Par ailleurs, certains groupes sont plus touchés que d’autres :

De plus, le travail atypique n’étant pas un statut également ou proportionnellement réparti entre les diverses catégories sociales, il est susceptible de contribuer à accroître, plutôt qu’à diminuer, l’écart entre les hommes et les femmes de même qu’à exacerber les conflits intergénérationnels actuels ou potentiels.

Bernier, Jobin et Vallée, 2003a : 39

La question du niveau d’éducation des personnes à statut précaire est moins documentée. Bien qu’on ne puisse en proposer un portrait objectif, on peut du moins avancer que la précarité de leur statut d’emploi ne s’explique pas d’abord par des qualifications moindres. Bien au contraire, nombreux sont ceux et celles qui sont surqualifiés par rapport à la tâche effectuée. Cette question mériterait toutefois d’être développée davantage.

Ce qui est à retenir ici, c’est que sur le plan individuel, les personnes occupant ce type d’emploi ne partagent pas de caractéristique objective unique, si ce n’est un statut d’emploi différent de la norme, un statut d’emploi constitutif de leur condition sociale et donnant lieu à un traitement différent. Ces personnes se distinguent donc par une multitude de caractéristiques, ou de conditions d’emploi, qui prennent la forme d’autant d’écarts par rapport à la norme dominante du travail régulier à temps plein.

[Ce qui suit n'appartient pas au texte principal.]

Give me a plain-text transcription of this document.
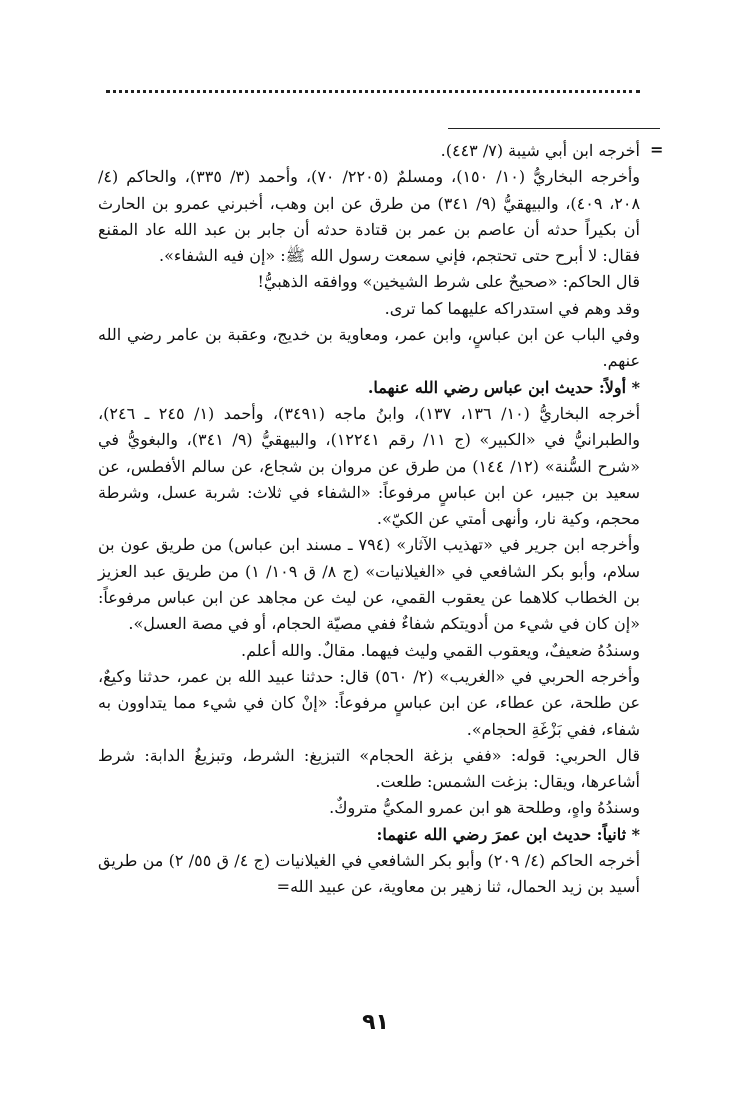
=

أخرجه ابن أبي شيبة (٧/ ٤٤٣).

وأخرجه البخاريُّ (١٠/ ١٥٠)، ومسلمٌ (٢٢٠٥/ ٧٠)، وأحمد (٣/ ٣٣٥)، والحاكم (٤/ ٢٠٨، ٤٠٩)، والبيهقيُّ (٩/ ٣٤١) من طرق عن ابن وهب، أخبرني عمرو بن الحارث أن بكيراً حدثه أن عاصم بن عمر بن قتادة حدثه أن جابر بن عبد الله عاد المقنع فقال: لا أبرح حتى تحتجم، فإني سمعت رسول الله ﷺ: «إن فيه الشفاء».

قال الحاكم: «صحيحٌ على شرط الشيخين» ووافقه الذهبيُّ!

وقد وهم في استدراكه عليهما كما ترى.

وفي الباب عن ابن عباسٍ، وابن عمر، ومعاوية بن خديج، وعقبة بن عامر رضي الله عنهم.

* أولاً: حديث ابن عباس رضي الله عنهما.

أخرجه البخاريُّ (١٠/ ١٣٦، ١٣٧)، وابنُ ماجه (٣٤٩١)، وأحمد (١/ ٢٤٥ ـ ٢٤٦)، والطبرانيُّ في «الكبير» (ج ١١/ رقم ١٢٢٤١)، والبيهقيُّ (٩/ ٣٤١)، والبغويُّ في «شرح السُّنة» (١٢/ ١٤٤) من طرق عن مروان بن شجاع، عن سالم الأفطس، عن سعيد بن جبير، عن ابن عباسٍ مرفوعاً: «الشفاء في ثلاث: شربة عسل، وشرطة محجم، وكية نار، وأنهى أمتي عن الكيّ».

وأخرجه ابن جرير في «تهذيب الآثار» (٧٩٤ ـ مسند ابن عباس) من طريق عون بن سلام، وأبو بكر الشافعي في «الغيلانيات» (ج ٨/ ق ١٠٩/ ١) من طريق عبد العزيز بن الخطاب كلاهما عن يعقوب القمي، عن ليث عن مجاهد عن ابن عباس مرفوعاً: «إن كان في شيء من أدويتكم شفاءٌ ففي مصيّة الحجام، أو في مصة العسل».

وسندُهُ ضعيفٌ، ويعقوب القمي وليث فيهما. مقالٌ. والله أعلم.

وأخرجه الحربي في «الغريب» (٢/ ٥٦٠) قال: حدثنا عبيد الله بن عمر، حدثنا وكيعٌ، عن طلحة، عن عطاء، عن ابن عباسٍ مرفوعاً: «إنْ كان في شيء مما يتداوون به شفاء، ففي بَزْغَةِ الحجام».

قال الحربي: قوله: «ففي بزغة الحجام» التبزيغ: الشرط، وتبزيغُ الدابة: شرط أشاعرها، ويقال: بزغت الشمس: طلعت.

وسندُهُ واهٍ، وطلحة هو ابن عمرو المكيُّ متروكٌ.

* ثانياً: حديث ابن عمرَ رضي الله عنهما:

أخرجه الحاكم (٤/ ٢٠٩) وأبو بكر الشافعي في الغيلانيات (ج ٤/ ق ٥٥/ ٢) من طريق أسيد بن زيد الحمال، ثنا زهير بن معاوية، عن عبيد الله=

٩١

C’est sur la différence de statut qu’est fondée la discrimination exercée à leur endroit. C’est le statut lui-même qui écarte, qui donne lieu à l’exclusion, en raison des données objectives qui le caractérisent et des effets et conséquences subjectives qui s’y rattachent.

Les éléments subjectifs du travail précaire

La condition sociale comporte une dimension subjective qui renvoie au statut, ou à la valeur sociale attribuée à une personne en fonction de son revenu, de son occupation, de son éducation. Ces éléments subjectifs présentent, de par leur nature même, certaines difficultés au plan de la démonstration, comme tout ce qui relève du domaine de l’induction. Nous en soumettons ici une proposition, qui bien que fondée principalement sur notre expérience d’intervention auprès des travailleuses et des travailleurs non syndiqués, se veut vraisemblable et réaliste.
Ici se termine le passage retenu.